A microRNA signature defines chemoresistance in ovarian cancer through modulation of angiogenesis.

Proc Natl Acad Sci U S A 2013 Jun 22;110(24):9845-50. Epub 2013 May 22.

Division of Pathology and Medical Oncology, Department of Clinical and Molecular Medicine, Faculty of Medicine and Psychology, University Sapienza, Santo Andrea Hospital, 00100 Rome, Italy.
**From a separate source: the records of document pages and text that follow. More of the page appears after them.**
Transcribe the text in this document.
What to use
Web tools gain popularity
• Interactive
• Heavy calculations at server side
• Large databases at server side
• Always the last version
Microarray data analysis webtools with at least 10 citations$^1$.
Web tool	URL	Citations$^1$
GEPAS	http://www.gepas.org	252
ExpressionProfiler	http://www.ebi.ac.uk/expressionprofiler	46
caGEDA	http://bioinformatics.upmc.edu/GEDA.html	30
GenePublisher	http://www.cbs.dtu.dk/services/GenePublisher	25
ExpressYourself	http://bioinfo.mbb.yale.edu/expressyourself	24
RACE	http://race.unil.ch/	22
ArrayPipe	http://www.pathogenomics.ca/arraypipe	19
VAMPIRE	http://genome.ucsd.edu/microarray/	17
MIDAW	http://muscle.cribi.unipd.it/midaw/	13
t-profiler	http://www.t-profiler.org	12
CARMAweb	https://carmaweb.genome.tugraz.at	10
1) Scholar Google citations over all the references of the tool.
Epithelial ovarian cancer is the most lethal gynecologic malignancy; it is highly aggressive and causes almost 125,000 deaths yearly. Despite advances in detection and cytotoxic therapies, a low percentage of patients with advanced stage disease survive 5 y after the initial diagnosis. The high mortality of this disease is mainly caused by resistance to the available therapies. Here, we profiled microRNA (miR) expression in serous epithelial ovarian carcinomas to assess the possibility of a miR signature associated with chemoresistance. We analyzed tumor samples from 198 patients (86 patients as a training set and 112 patients as a validation set) for human miRs. A signature of 23 miRs associated with chemoresistance was generated by array analysis in the training set. Quantitative RT-PCR in the validation set confirmed that three miRs (miR-484, -642, and -217) were able to predict chemoresistance of these tumors. Additional analysis of miR-484 revealed that the sensitive phenotype is caused by a modulation of tumor vasculature through the regulation of the VEGFB and VEGFR2 pathways. We present compelling evidence that three miRs can classify the response to chemotherapy of ovarian cancer patients in a large multicenter cohort and that one of these three miRs is involved in the control of tumor angiogenesis, indicating an option in the treatment of these patients. Our results suggest, in fact, that blockage of VEGF through the use of an anti-VEGFA antibody may not be sufficient to improve survival in ovarian cancer patients unless VEGFB signaling is also blocked.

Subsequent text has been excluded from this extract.